By Claire S Ross, on 1 February 2010

Despite it only being the launch of the Centre for Digital Humanities today, we have been active for a good while now! One of the most recent outtings was to Oxford.

A couple of weeks ago, Claire Warwick, Melissa Terras and I were in Oxford for the NeSc Workshop on Users, Usability and User-engagement Based on e-Research, and Web 2.0. It was a really interesting couple of days. For my notes on the sessions hit my blog here.

The speakers sparked a lot of discussion about the influence and impact on web 2.0 on research infrastructure and how web2.0 changes the way we reach users, build relationships and support user activities. A great aspect of the workshop was produced from a web slam, were each of the participants has 60 seconds to tell the group what web 2.0 tools they utilised and why.

Lots of people use google exclusively, twitter, facebook, flickr, ning… all of the usual suspects. From the slam it looked like the 90:9:1 rule of participation applies to social media. 90% of users are lurkers who don’t tend to contribute, 9% of users contribute from time to time, and 1% of users account for almost all the social media action.

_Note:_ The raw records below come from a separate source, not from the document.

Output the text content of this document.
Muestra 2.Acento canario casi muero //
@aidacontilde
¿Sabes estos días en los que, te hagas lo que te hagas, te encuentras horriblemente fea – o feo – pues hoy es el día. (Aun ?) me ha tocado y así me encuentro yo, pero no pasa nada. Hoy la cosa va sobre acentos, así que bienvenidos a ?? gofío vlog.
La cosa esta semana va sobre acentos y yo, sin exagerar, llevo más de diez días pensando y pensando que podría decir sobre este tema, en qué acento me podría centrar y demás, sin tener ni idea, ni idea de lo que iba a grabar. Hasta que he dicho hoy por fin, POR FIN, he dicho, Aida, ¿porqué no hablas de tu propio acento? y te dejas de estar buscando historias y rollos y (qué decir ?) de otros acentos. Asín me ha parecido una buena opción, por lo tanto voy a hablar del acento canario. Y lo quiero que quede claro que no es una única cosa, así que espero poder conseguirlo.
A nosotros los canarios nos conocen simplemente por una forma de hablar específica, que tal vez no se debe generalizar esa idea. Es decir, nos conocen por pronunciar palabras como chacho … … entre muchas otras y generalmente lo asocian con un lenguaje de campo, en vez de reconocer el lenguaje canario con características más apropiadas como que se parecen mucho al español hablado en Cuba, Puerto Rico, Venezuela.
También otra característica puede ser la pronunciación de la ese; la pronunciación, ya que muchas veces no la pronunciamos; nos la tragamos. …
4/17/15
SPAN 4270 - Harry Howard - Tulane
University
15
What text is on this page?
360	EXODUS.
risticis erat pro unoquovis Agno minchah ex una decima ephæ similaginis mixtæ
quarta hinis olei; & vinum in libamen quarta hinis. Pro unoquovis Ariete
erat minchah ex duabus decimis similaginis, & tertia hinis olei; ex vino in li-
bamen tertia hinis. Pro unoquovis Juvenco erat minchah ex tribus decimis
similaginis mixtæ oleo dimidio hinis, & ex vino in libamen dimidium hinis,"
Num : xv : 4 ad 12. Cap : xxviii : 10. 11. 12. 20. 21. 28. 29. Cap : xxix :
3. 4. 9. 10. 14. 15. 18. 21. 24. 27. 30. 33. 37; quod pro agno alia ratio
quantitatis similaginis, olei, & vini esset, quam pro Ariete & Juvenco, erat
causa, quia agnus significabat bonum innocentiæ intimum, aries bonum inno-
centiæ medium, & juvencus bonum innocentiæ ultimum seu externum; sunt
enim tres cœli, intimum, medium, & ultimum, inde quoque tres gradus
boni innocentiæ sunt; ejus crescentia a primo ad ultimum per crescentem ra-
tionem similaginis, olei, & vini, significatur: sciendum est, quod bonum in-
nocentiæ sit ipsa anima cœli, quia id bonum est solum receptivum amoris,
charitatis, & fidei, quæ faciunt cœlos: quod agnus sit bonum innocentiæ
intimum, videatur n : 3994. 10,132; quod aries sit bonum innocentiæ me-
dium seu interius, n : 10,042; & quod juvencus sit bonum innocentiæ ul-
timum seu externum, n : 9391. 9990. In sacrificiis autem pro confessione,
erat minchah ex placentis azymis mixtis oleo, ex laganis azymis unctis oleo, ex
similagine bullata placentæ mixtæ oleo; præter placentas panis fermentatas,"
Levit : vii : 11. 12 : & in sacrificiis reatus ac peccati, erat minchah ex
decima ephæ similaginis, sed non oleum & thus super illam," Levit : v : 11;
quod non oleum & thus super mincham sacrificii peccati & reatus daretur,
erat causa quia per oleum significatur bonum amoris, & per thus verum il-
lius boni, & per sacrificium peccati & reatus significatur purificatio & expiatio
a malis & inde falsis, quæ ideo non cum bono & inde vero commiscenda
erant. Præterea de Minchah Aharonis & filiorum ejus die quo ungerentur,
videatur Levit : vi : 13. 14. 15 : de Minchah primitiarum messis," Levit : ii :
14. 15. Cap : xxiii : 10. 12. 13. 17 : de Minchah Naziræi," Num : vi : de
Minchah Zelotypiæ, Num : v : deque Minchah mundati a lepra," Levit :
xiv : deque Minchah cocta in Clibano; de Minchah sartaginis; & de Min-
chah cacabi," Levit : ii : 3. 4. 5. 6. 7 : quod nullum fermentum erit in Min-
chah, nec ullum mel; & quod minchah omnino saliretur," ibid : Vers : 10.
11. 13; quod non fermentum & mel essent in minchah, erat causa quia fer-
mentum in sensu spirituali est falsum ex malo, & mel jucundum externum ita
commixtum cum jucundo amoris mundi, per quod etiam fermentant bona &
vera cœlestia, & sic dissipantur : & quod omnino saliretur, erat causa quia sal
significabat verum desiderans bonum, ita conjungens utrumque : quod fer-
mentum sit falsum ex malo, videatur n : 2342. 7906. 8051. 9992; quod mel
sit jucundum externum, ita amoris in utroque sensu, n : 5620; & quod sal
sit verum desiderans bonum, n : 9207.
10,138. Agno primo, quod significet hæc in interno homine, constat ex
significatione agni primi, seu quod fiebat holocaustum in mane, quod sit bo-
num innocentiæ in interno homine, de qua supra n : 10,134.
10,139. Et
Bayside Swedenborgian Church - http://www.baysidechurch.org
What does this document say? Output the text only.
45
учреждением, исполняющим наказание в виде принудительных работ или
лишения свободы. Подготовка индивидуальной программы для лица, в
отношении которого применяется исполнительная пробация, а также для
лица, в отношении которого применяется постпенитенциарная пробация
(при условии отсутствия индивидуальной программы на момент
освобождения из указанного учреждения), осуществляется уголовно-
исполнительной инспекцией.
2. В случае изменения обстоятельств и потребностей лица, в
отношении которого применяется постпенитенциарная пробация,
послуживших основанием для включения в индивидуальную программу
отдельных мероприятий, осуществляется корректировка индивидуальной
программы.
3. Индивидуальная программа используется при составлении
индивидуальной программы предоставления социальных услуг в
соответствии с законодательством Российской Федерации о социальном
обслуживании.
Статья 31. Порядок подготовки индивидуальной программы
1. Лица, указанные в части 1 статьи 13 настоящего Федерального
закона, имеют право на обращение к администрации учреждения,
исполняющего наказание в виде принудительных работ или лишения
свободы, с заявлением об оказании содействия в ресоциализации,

After this was a great round up discussion which looked at some of the key questions that came out of the two days of talks.

  • Internet has changed the way we think. Are we no longer critical thinkers?
  • What are we willing to pay for data what are we willing to pay to participate data what do we do with the deluge?
  • What counts as real?
  • Comes back to Quality authority trust. And personal/professional reputation
  • Saturation point in data?
  • squirreling behaviour interlinkages between different environments need to be looked at
  • digital makes other activities that we care about easier – context is king
  • Should questions get more specific to deal with data overload?
  • Easier searches what’s free open to me – look at those first. paid journals are going to be last point of call
  • Too much noise you lose shared cultural experience?
  • Sheer amounts of data is impacting research practices – producing new questions methodologies and users and identities
  • When do you stop?

Lots to think about; I will particularly pondering about if there is too much data noise do you lose the shared cultural experience? Has the internet and the quick and easy approach that web 2.0 has brought us, led us down a path to mediocrity, are we no longer critical thinkers, do we all now have superficial thoughts? I hope not.